Well, chemically speaking, because the urea it contains can be used to produce ammonia, urine is actually quite a useful commodity—and the Romans knew it. They used urine to bleach fabric (including their gleaming white togas), to soak animal hides (making it easier to remove the hairs before tanning), and they even mixed it with powdered pumice to make toothpaste to whiten their teeth. 

So with all this potentially lucrative activity going on unchecked, Vespasian sought to levy his vectigal urinae onto anyone whose business involved collecting urine from the sewers and communal cesspools dotted around Rome—not exactly the most pleasant of job descriptions, but the fact that it was even worth taxing in the first place shows just how profitable a living it could be.


Roman togas: didn’t smell as clean as they looked

If you’re still a bit put off by the prospect of siphoning off other people’s urine and boiling your clothes in it, don’t worry—you’re in good company. When Titus, Vespasian’s son, first heard about the urine tax he was so disgusted by it that he complained in person to his father. In response, Vespasian simply held a gold coin up in front of his face, and asked him if he was just as revolted by it. Confused, Titus answered “non olet”, or “it does not smell”, to which Vespasian knowingly replied, “and yet, it comes from urine!” Recorded by the Roman historian Suetonius, this particular anecdote gave rise to an old Latin saying, pecunia non olet—or “cash doesn’t stink”—which is sometimes still used in English today to imply that money remains unaffected by how it’s earned.

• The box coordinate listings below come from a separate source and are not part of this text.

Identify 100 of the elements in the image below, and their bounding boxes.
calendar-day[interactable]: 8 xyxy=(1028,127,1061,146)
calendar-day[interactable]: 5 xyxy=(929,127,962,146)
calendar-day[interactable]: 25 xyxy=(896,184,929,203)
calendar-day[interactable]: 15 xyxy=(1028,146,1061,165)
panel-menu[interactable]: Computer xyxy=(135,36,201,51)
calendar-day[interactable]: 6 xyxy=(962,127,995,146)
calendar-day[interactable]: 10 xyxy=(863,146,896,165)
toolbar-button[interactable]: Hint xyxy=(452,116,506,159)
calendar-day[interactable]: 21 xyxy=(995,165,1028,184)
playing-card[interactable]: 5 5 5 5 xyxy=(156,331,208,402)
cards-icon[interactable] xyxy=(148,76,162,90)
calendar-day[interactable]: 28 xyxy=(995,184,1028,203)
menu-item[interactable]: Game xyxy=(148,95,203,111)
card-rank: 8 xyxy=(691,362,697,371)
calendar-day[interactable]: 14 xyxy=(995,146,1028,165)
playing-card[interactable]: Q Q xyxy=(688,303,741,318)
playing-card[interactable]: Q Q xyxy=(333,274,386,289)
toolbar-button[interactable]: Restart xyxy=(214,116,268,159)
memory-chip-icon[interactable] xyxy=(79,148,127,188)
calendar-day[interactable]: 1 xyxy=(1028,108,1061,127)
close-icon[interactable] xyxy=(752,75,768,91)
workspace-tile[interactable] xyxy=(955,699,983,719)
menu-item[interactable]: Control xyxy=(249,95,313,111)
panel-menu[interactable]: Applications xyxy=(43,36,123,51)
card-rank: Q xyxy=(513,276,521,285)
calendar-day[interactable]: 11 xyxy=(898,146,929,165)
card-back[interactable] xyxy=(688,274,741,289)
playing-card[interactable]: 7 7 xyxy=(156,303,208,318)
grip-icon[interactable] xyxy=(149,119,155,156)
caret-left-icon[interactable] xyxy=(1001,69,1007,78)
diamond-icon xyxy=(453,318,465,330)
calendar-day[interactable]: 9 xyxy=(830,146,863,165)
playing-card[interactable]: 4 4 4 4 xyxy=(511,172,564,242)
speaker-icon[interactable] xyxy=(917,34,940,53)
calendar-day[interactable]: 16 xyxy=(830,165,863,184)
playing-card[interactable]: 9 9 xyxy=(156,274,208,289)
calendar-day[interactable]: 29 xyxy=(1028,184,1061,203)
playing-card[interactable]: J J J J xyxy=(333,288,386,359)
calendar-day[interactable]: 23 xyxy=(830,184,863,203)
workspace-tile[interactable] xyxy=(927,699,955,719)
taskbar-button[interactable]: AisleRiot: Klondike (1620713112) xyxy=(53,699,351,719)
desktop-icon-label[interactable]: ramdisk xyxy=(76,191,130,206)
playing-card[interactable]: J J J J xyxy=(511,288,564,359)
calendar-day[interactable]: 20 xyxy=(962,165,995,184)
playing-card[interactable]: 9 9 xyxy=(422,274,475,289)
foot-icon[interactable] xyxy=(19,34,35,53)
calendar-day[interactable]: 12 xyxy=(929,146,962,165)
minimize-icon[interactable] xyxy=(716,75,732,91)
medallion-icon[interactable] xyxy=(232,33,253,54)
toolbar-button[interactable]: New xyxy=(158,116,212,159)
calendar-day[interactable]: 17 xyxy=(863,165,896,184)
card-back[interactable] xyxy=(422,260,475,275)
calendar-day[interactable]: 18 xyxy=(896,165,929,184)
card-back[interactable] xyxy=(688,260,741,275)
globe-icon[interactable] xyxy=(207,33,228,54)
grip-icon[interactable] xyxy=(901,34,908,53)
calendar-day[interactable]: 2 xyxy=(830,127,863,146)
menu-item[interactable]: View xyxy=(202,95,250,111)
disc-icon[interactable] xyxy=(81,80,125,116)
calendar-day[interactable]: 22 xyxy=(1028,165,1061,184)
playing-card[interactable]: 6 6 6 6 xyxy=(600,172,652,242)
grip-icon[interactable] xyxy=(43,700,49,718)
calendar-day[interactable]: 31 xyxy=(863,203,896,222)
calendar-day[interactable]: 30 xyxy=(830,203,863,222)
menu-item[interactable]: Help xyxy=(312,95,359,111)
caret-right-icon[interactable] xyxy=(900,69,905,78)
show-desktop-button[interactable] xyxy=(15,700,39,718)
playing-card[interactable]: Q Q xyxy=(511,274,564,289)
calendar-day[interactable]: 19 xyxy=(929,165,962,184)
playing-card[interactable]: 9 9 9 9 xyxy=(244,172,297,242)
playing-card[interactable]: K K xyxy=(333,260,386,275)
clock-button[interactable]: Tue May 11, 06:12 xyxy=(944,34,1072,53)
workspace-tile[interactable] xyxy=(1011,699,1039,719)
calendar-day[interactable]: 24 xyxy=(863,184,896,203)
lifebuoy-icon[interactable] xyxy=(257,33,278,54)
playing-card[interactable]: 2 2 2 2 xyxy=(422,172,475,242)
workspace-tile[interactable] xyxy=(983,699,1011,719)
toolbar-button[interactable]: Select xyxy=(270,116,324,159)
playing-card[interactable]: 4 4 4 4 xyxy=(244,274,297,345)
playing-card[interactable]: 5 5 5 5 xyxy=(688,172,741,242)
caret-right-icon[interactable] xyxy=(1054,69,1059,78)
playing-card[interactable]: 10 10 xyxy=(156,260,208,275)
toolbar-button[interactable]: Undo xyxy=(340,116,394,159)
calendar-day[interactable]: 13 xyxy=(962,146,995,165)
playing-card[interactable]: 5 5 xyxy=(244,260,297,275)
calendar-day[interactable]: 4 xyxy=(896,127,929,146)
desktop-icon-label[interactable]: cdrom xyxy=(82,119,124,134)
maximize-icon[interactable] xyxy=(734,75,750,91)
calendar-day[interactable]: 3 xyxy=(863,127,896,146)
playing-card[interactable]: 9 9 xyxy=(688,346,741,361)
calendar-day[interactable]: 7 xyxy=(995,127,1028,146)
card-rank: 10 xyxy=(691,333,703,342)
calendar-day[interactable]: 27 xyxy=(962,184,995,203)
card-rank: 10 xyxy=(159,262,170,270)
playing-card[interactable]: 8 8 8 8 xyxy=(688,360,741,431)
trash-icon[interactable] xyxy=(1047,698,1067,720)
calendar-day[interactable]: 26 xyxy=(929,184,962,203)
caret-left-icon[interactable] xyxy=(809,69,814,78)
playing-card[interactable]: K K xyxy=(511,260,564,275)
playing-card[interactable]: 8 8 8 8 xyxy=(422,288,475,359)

But back to toilets—it was Vespasian’s advocacy of the urine tax that ultimately led to his name being attached to public toilets across the Roman Empire, and it’s through that that French public urinals eventually came to be known as vespasiennes

It gives a whole new meaning to the phrase “pay toilet”.


12 March 2015

Pedigree

Archery. Tapestry weaving. Playing the lute. Invading England. There were all kinds of things you could do to pass the time in medieval France. 

Another popular pastime was genealogy, the study of heritage and descent. Seemingly, the nobility of the day liked nothing more than drawing elaborate tree diagrams to boast both in print and in picture of their family’s proud French heritage.


Some of these diagrams comprised little more than lists of names connected by a series of hand-drawn strokes and lines. Others, like the one above, were more involved and more detailed. And some were even drawn as actual trees. But no matter how they were put together, there was something about the lines on these genealogical diagrams—long, flat and broad, with shorter vertical strokes linking one generation to the next—that reminded the writers and artists who produced them of birds’ feet. And, in particular, of cranes’ feet.

Today, in modern French, “crane’s feet” is pieds de grues. But back in the eleventh century, it would have been something more like pée de grue. And if that particular snippet of obscure medieval French sounds even slightly familiar, then it’s because pée de grue eventually morphed into our word pedigree—namely, the traceable ancestry or descent of something.